1. Understanding RBI's Loan-to-Value (LTV) Limits
The Reserve Bank of India has established clear margins for Home LTV limits to protect the financial sector:
- Up to ₹30 Lakhs: Max LTV of 90% (10% minimum down payment).
- ₹30 Lakhs to ₹75 Lakhs: Max LTV of 80% (20% minimum down payment).
- Above ₹75 Lakhs: Max LTV of 75% (25% minimum down payment).
Remember, the bank calculates LTV based on the Agreement Value. Hidden costs like stamp duty, registration charges, society deposits, and interior design are excluded from this loan calculation and must be paid in cash. Consequently, even a "20% down payment" actually requires about 30% to 35% of the total cost in liquid cash.

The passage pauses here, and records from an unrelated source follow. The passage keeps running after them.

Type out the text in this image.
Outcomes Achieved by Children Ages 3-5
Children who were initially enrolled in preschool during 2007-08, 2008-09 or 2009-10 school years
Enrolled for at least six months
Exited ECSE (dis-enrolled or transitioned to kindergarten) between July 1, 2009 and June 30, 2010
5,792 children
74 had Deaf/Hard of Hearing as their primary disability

2. The Leverage Trade-of: Minimum vs. Maximum Down Payment
| Performance Attribute | Strategy A: Minimum Down Payment (20%) | Strategy B: Maximum Down Payment (50%) |
|---|---|---|
| Liquidity Preservation | High (liquidity remains in hand) | Low (cash is locked up) |
| Loan Interest Expense | High interest drag | Significantly reduced |
| Opportunity Cost | Can invest surplus cash elsewhere | Funds cannot earn higher market returns |
| Monthly Cash Flow State | High EMI burden | Comfortable, lower EMI burden |
3. Evaluating the Opportunity Cost
If you pay an extra ₹10 Lakhs into your down payment to avoid an 8.5% borrowing yield, you are effectively locking in an 8.5% return. However, if you feel comfortable investing the same ₹10 Lakhs in an equity mutual fund with a target long-term CAGR of 12%, you could earn a net positive return of 3.5% annually over the loan rate.
Conclusion: Suggested Strategy
The ideal down payment is typically 30% of the total property value. This ensures some cash cushion while qualifying for favorable interest terms. Avoid draining your emergency or retirement funds to make a larger down payment. Keeping a financial buffer is crucial for long-term security.